Os dirigentes partidários, reunidos esta semana, acharam necessário a providência. Eis os partidos: PMDB, PSDB, DEM, PSB, PP, PR e PSD. Só essas legendas têm votos suficientes para aprovar a novidade. No pacote inclui-se um tema que poderia fazer parte da reforma eleitoral: o fim das coligações nas eleições proporcionais.

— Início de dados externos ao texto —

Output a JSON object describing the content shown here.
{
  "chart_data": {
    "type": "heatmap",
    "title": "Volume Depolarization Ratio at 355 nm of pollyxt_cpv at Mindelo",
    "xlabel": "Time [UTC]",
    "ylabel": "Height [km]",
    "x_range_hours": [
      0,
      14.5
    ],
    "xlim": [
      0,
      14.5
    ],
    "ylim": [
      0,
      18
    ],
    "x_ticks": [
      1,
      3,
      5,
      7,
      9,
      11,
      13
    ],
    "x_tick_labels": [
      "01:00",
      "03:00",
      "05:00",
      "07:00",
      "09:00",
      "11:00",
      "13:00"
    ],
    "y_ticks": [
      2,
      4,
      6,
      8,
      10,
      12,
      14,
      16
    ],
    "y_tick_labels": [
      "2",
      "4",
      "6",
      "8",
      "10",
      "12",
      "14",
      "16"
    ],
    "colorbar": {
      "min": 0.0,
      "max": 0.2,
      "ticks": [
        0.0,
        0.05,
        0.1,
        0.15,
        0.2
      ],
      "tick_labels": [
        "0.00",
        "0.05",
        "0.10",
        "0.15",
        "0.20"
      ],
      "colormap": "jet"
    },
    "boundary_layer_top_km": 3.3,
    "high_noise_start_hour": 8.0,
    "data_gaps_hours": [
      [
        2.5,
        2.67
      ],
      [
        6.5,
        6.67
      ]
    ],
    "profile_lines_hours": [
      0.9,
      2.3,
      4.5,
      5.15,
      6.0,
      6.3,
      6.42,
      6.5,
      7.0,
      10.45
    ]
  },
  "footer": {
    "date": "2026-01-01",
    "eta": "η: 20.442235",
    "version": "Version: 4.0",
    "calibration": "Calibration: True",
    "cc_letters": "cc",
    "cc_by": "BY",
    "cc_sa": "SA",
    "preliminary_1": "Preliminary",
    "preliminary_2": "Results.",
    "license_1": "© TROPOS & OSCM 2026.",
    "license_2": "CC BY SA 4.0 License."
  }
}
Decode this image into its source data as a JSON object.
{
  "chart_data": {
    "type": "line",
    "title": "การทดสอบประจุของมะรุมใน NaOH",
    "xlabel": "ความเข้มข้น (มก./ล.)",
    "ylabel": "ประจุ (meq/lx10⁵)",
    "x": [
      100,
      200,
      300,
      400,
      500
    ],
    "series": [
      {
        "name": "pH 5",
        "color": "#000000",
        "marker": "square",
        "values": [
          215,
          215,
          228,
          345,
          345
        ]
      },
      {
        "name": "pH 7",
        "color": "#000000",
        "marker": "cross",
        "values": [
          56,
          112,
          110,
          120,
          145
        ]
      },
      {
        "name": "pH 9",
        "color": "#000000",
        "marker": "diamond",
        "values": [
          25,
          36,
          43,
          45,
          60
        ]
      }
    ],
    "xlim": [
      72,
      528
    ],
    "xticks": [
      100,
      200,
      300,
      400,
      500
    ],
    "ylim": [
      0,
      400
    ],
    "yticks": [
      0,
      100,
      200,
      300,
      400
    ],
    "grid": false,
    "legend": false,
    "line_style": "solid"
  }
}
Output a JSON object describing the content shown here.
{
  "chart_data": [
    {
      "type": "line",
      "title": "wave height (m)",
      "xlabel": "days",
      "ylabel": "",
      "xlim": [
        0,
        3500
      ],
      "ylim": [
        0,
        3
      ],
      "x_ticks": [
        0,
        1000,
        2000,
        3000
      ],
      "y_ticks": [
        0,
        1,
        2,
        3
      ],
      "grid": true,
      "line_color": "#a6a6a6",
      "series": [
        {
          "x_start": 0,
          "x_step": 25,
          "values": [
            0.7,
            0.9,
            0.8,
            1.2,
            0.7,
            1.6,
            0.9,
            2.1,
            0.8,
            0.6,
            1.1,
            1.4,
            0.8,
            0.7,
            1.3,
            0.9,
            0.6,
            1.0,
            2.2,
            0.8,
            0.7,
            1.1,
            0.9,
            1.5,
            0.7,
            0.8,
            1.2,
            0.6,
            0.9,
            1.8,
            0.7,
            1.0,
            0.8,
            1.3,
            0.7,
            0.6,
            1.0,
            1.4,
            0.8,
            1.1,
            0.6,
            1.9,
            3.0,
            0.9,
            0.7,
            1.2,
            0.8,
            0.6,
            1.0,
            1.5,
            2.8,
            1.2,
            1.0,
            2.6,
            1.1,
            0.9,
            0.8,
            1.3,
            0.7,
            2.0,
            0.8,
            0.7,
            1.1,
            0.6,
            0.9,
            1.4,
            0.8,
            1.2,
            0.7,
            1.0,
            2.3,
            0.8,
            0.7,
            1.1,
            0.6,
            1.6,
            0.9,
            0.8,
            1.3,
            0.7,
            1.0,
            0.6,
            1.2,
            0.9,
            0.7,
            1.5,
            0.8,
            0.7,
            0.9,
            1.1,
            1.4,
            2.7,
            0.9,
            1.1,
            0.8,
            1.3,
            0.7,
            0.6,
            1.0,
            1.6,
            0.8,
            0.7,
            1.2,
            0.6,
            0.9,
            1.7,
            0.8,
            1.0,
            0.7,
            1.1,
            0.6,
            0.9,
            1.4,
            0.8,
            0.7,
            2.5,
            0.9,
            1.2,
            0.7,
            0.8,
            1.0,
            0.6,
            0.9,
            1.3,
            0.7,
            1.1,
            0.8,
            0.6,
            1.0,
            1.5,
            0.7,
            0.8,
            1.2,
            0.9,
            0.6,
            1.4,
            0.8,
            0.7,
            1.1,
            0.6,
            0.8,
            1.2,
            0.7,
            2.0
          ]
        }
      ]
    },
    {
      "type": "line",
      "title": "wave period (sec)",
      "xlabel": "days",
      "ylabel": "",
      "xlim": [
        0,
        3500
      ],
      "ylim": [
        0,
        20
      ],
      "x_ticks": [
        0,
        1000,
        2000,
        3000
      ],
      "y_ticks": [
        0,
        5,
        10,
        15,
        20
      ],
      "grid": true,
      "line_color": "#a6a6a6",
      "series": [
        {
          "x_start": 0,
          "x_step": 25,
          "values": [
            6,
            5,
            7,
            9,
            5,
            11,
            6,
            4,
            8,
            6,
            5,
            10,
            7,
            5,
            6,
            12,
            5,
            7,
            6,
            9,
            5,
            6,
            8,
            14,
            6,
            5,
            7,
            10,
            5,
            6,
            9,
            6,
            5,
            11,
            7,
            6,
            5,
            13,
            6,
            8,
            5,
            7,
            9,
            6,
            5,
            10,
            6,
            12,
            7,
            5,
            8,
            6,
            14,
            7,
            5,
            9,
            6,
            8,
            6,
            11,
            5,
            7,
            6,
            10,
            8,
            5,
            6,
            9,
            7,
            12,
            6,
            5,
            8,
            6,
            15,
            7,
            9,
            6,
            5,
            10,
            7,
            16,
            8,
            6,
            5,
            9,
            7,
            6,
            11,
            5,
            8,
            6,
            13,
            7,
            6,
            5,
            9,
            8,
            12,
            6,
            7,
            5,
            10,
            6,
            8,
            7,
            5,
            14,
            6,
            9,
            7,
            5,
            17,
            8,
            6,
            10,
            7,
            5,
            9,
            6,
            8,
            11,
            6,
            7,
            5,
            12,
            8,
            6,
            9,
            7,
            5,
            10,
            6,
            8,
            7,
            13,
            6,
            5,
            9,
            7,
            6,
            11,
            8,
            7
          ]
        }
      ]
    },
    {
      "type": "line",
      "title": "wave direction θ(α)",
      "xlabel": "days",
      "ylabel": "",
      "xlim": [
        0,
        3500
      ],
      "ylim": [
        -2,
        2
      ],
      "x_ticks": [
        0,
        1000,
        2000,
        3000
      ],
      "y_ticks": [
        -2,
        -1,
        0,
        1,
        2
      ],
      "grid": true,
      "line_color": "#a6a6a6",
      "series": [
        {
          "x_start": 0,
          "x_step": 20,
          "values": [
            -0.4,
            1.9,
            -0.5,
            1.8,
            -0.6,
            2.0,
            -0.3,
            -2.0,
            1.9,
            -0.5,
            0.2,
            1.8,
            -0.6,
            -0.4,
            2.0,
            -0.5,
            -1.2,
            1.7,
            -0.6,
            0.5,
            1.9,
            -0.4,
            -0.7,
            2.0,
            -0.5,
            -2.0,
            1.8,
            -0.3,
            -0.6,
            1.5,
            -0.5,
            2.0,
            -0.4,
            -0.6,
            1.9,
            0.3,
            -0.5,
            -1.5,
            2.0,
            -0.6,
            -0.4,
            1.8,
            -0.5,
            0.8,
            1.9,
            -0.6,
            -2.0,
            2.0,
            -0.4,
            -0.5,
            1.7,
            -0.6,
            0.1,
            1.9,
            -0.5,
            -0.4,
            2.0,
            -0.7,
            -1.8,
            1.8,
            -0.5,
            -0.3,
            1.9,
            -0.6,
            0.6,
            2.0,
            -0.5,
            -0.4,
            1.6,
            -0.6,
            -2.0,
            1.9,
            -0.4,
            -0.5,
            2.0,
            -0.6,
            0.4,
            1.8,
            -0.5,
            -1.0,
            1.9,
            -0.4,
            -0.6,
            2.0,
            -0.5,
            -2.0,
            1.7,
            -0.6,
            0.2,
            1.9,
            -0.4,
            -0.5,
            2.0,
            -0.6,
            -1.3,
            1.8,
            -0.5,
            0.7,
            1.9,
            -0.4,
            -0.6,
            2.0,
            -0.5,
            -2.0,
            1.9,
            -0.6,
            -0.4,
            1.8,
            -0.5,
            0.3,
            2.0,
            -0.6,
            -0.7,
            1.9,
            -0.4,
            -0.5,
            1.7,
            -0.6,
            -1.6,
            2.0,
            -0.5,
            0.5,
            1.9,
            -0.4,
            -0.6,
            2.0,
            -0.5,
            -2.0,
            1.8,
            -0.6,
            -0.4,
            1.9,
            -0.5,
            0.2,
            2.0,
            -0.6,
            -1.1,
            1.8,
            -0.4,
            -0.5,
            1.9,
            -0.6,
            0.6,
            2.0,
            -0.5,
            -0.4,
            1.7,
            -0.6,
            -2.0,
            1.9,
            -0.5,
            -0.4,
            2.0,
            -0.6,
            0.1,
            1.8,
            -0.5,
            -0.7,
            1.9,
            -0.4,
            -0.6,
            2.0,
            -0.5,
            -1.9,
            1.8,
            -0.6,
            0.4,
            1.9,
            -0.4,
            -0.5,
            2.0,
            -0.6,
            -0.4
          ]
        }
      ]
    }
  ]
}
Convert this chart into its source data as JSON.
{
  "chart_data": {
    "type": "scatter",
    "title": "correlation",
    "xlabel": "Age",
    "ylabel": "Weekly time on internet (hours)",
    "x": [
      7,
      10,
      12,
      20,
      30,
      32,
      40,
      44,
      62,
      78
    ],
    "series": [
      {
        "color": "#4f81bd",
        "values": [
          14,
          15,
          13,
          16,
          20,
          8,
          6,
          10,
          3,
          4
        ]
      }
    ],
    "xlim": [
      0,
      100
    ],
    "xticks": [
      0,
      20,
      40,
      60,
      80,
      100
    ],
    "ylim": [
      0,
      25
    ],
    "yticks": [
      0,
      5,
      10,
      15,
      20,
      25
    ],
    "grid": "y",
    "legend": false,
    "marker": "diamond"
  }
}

Institui, ainda, a chamada cláusula de barreira. Condiciona o acesso ao tempo de tevê e à verba do Fundo Partidário ao desempenho dos partidos nas urnas. Decerto, haverá a aprovação na surdina para não causar grandes repercussões, evitando que os parlamentares fiquem mal na fita perante os eleitores em seus respectivos estados. Quem chamou atenção para essa farra foi o repórter Josias de Souza, em seu blog nacional.